Turning to the beauty category, David said both Pantene and Head & Shoulders delivered solid organic sales growth in the U.S. for the second consecutive year. Herbal Essences, however, was a drag on hair care, down mid-teens for the fiscal year. In skin care, P&G completed “a significant streamlining” of Olay’s stockkeeping units and will take a similar approach in China, the brand’s second biggest market, where it will cut the number of counters for Olay, focusing on retaining the top-selling counters.

The company said it expects 2 percent organic sales growth in fiscal 2017. Stifel analyst Astrachan wrote in a research note, “We are hopeful company expectations are conservative and reflective of increased flexibility to reinvest a considerable portion of productivity initiatives in advertising, sampling, and R&D to drive the anticipated improvement in organic sales growth relative to [fiscal] 2016, or 2 percent growth versus 1 percent in [fiscal] 2016.”

At Avon, the direct seller posted a second quarter profit of $33 million, or 6 cents a diluted share, compared with $28.8 million, or 7 cents a share in the year ago period.

Avon’s total revenue decreased 8 percent to $1.43 billion compared to the year-ago quarter. In constant dollars, revenue gained 4 percent.

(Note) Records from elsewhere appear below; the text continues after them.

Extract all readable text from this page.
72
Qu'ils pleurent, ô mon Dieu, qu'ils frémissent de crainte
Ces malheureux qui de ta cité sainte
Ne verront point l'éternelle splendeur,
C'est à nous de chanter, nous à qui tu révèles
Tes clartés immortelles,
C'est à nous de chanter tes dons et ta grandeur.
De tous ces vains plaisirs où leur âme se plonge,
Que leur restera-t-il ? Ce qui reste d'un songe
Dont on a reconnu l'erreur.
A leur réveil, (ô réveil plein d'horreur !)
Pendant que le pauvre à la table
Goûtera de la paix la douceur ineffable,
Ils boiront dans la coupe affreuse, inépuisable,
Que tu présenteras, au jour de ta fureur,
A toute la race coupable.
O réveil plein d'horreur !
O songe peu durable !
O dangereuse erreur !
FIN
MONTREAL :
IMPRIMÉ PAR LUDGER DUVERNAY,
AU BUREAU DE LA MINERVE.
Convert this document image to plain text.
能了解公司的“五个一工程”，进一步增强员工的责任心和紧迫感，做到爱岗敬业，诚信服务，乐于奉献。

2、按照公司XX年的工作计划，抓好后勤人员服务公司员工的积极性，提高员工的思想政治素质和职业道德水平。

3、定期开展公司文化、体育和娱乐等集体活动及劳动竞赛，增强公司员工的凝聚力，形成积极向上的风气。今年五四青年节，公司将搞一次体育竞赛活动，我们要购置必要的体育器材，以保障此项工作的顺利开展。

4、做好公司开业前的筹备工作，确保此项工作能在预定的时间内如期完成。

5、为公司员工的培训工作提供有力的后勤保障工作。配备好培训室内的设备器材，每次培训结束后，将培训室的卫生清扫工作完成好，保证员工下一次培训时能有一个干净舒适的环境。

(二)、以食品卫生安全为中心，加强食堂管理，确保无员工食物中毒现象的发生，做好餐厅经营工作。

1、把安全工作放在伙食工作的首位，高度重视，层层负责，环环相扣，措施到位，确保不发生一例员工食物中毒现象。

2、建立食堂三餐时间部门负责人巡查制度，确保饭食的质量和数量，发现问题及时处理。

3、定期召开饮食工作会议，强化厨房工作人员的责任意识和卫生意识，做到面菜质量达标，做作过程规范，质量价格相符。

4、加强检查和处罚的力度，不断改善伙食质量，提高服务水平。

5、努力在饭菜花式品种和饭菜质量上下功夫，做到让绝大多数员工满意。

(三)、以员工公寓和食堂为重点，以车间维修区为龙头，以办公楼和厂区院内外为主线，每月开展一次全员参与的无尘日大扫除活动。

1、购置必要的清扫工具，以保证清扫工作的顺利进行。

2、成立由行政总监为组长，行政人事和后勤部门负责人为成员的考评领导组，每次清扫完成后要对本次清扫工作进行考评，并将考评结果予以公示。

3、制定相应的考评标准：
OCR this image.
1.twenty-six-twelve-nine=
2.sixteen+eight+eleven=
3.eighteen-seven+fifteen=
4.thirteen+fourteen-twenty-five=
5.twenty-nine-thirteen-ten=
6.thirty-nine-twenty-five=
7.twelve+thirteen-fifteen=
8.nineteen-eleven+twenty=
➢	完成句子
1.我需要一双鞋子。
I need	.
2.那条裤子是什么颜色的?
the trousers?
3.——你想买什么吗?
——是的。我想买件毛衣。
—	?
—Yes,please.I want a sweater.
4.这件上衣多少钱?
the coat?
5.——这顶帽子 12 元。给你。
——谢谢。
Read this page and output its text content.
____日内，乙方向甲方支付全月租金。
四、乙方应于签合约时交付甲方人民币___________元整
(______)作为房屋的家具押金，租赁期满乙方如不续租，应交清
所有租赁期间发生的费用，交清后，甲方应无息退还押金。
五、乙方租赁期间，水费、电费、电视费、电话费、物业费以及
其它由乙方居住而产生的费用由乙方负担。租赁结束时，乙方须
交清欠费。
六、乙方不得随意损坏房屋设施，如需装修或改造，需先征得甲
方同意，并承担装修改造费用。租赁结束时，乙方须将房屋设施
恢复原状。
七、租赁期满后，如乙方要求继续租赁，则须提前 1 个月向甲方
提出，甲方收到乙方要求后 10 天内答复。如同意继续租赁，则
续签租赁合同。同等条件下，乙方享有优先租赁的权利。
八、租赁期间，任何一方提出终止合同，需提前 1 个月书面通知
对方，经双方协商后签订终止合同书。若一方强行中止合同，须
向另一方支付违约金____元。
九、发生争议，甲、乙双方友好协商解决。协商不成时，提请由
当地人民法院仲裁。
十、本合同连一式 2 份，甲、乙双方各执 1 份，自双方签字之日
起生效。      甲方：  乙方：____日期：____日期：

In constant dollars and excluding the impact and sale of Liz Earle, revenue gained 5 percent.

“Our second quarter results came in slightly above our expectations, driven by operating performance that was better than anticipated. We also saw some modest easing in foreign currency pressure. Importantly, our performance improvements were broad-base with nine of our top 10 markets growing in local currency,” said Avon CEO Sheri McCoy. “We continue to make steady progress on a number of fronts: improving pricing discipline; driving additional cost out of the business; and continuing to build our brand and enhance the representative experience.”

Meanwhile, New Avon LLC — the North American business, which became a private company in March 2016 and is majority owned by Cerberus Capital Management, held its annual representative convention in Las Vegas earlier this month. Newly installed CEO Scott White delivered the keynote speech to crowd of roughly 5,000 attendees, declaring, “We invite the world to meet a very New Avon. We are a $1 billion, 130-year-old start-up and are embarking on a new beginning. We are committed to investing in our representatives and their businesses, and driving Avon’s strength and leadership in this powerful direct selling channel.”

Shiseido also reported first half sales this month. For the six-month period ended June 30, the company’s net sales gained 0.4 percent to 412.28 billion yen, or $3.69 billion.

The company reported higher sales across all business, excluding fragrance, impacted by the exit of the Jean Paul Gaultier business. In the Americas, Shiseido saw growth in prestige brands such as Shiseido, Clè de Peau Beautè and NARS. As a results, sales in the Americas rose 1.7 percent compared with the prior period.

Coty Inc. will release its fourth quarter results on Aug. 16, followed by the Estèe Lauder Companies Inc., which is slated to report fourth quarter results on Aug. 19.